Sustainability was the buzzword at this year’s ExpoConstrucción, as Oliver Pritchard found out at the Corferias construction show.
One of the few things almost all Colombians agree on is that the country is crying out for more infrastructure. On a national scale, this is seen in cases such as the Panamerican Highway, much bigger on the Ecuadorean side of the border than in Nariño. Closer to home, the implementation of the TransMilenio’s third stage or the enormous delays over both the Metro and the Calle 94 junction are visible signs of the problems which have existed with large projects. Beleaguered mayor Enrique Peñalosa took advantage of the annual ExpoConstrucción to announce an investment of USD$10 billion over the next five years.
However, construction is about far more than simply the public sector. ExpoConstrucción featured a bewildering array of bricks, concrete and steel for all types of private construction. Some of Colombia’s finest wood and marble was on display alongside a whole host of (mainly imported) heavy machinery. It was truly Bob the Builder’s paradise on earth.

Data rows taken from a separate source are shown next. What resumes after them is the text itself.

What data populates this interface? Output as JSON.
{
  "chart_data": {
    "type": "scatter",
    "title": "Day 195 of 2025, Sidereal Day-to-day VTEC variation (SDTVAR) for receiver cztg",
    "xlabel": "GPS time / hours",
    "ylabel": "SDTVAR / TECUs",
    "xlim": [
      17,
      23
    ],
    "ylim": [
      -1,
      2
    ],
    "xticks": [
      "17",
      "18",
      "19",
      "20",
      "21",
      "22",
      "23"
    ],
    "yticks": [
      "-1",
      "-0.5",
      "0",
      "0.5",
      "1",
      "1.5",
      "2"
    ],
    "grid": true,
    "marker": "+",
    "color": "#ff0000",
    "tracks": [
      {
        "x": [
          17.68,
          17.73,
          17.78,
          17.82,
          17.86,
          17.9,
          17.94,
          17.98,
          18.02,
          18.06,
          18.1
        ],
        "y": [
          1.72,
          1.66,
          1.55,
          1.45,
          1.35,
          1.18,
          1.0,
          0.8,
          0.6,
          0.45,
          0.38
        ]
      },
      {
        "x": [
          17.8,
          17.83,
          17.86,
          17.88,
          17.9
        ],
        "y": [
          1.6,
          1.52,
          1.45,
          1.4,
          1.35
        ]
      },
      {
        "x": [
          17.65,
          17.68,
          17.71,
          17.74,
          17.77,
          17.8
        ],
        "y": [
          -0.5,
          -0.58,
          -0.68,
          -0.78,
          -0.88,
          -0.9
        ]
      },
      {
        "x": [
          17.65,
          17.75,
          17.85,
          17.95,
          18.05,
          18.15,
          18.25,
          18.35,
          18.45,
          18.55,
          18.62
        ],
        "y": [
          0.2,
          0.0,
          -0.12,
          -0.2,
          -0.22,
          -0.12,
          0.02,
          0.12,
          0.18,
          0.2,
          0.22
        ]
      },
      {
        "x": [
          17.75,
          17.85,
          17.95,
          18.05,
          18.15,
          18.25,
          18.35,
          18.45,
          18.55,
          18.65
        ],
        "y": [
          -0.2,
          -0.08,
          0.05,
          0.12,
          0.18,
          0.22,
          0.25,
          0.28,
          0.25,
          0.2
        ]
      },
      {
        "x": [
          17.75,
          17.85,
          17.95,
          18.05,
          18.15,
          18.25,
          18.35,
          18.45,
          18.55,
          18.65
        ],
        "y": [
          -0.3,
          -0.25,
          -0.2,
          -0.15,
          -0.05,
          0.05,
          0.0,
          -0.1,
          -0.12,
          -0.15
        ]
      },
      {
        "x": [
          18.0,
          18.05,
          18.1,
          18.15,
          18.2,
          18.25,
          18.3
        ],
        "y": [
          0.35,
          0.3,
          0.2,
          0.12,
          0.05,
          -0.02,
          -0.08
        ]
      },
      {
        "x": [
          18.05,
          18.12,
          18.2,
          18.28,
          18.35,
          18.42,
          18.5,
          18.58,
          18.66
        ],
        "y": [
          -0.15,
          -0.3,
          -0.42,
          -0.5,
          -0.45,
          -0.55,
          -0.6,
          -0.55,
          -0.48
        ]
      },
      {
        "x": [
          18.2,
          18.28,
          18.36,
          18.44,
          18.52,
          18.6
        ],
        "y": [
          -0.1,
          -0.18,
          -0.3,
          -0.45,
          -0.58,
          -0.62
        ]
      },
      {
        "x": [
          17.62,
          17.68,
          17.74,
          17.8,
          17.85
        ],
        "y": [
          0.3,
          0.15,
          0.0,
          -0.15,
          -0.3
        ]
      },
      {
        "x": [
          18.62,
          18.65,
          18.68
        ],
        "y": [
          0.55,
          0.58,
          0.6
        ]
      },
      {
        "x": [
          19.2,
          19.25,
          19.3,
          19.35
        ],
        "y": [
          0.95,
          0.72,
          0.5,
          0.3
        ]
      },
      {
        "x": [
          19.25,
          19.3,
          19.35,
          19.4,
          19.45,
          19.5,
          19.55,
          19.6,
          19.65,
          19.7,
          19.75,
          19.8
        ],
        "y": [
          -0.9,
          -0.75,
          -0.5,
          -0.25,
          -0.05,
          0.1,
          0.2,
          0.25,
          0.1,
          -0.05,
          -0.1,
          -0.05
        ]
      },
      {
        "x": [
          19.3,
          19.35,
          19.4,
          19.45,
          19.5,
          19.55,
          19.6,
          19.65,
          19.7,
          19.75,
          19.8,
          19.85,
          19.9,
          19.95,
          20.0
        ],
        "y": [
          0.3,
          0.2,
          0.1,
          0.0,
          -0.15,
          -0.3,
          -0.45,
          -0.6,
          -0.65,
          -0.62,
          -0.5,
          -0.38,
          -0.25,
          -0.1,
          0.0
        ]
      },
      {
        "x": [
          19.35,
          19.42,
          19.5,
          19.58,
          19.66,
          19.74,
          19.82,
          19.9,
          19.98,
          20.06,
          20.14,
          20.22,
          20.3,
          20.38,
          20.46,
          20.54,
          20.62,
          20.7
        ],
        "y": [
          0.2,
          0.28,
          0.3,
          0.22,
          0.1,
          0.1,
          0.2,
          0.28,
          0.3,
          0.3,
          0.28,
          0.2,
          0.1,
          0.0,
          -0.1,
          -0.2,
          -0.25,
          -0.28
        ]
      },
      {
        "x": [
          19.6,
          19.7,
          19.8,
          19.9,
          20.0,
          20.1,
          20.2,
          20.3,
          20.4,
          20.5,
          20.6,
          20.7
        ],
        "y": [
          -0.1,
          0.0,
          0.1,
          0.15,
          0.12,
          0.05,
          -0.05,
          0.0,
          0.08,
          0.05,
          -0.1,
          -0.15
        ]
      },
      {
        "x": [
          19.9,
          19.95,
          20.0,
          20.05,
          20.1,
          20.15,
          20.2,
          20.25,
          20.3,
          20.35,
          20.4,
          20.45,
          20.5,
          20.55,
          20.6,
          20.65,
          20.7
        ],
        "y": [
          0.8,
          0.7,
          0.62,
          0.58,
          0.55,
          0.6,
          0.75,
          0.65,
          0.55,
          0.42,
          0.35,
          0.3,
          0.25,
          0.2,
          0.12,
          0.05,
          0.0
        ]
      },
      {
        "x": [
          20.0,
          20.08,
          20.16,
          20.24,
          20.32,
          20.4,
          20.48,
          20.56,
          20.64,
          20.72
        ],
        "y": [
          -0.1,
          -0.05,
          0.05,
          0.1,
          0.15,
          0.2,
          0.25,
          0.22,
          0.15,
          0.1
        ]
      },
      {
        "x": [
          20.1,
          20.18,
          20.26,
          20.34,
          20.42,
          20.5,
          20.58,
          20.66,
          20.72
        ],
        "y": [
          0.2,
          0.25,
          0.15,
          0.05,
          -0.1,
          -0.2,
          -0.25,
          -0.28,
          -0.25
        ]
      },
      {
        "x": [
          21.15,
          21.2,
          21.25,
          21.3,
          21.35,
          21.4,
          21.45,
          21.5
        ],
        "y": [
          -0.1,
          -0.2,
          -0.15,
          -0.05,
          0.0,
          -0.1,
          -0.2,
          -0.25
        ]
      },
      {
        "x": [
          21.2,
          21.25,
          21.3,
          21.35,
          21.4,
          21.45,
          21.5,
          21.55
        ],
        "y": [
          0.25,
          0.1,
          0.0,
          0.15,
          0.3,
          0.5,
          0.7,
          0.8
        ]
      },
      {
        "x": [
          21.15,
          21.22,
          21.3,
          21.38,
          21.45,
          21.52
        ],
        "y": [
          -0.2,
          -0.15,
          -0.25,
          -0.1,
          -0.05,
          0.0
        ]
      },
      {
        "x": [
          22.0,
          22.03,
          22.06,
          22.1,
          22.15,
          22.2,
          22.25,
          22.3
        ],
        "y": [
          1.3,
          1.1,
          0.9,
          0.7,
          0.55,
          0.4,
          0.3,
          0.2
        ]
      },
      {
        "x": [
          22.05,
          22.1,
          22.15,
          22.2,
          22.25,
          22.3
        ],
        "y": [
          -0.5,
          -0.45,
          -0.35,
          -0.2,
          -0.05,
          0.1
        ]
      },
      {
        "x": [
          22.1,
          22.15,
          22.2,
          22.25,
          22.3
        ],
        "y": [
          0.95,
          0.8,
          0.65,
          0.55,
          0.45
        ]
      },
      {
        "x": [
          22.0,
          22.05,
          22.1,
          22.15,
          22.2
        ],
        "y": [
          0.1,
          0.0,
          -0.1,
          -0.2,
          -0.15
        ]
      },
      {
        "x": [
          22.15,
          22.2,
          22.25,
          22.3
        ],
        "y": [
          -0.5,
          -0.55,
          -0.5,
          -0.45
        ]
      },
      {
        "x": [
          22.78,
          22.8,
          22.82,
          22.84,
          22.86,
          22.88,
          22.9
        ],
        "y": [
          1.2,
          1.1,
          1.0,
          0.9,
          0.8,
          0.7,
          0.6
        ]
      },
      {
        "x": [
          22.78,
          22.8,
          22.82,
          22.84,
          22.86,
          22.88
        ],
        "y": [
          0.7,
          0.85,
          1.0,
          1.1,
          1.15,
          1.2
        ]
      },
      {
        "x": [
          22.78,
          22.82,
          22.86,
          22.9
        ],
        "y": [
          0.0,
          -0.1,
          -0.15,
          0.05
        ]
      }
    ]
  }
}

The buzzword in all types of construction right now is sustainability. It’s a concept that covers a lot of ground, but is perhaps most pertinent to the matter of ecology. The necessity of keeping development sustainable with the demands of nature has been highlighted with two recent tragedies in Colombia, as well as the often unchecked expansion of Bogotá herself. We had the good fortune to speak to Martha Cecilia Moreno of Camacol.
“It’s about the importance of design,” she explains, “that permits us to, for example, save water or energy.” She rejected the idea that there were certain problems specific to Colombia, pointing out that these things affected all places in the world. Talking about Bogotá, she claimed “we need to protect the environment, because it carries us on its back. We all want a home that looks out over the hills, the forests, the river, but we can’t have that if we build in those places. Also, they act as lungs, which allow the city to breathe.”
Away from environmental concerns, Moreno talked about a project to the south of Bogotá – Ciudad Verde in Soacha. Designed for “the poorest communities in the region”, it provides energy-efficient housing for thousands of families, not just the richest and most influential. Similar projects exist in Bosa, Mosquera and Madrid, Cundinamarca. As she says, “it’s not just about my house, it’s about all of our houses – the importance of others.”
We were invited afterwards into an eco-house. Constructed in just a day and with zero environmental impact when deconstructed at the end of ExpoConstrucción, the eco-dome provided clear actual examples of how sustainable design can be incorporated into regular houses. The whole frame of the building was made of lightweight steel and an innovative design meant that it could literally be taken apart like an IKEA house and moved, if necessary. More importantly, explained the guide, this was an example of “integrated reusability” which meant that, once built, the house was still usable for other projects.
We then proceeded into a specially designed cool room. Rather than energy being wasted with air conditioning, this channels cool air from underneath the house up through vents in the floor. The glass encasing the room blocks sound as well as heat loss, so it’s like a cool isolation chamber. Not so useful in Bogotá maybe, but in tierra caliente it should be very useful indeed. We were then shown a magic wall. The trick to this was the manner in which the brick was made. These bricks absorb heat from the sun, then slowly release it at night, enabling the house to maintain a standard temperature without the need for heating systems. Water is also recycled for the appliances, meaning that water wastage is kept to a bare minimum as well (while it’s not major problem in Bogotá right now, in a country badly hit by drought last year, it could be invaluable in other parts of the country.)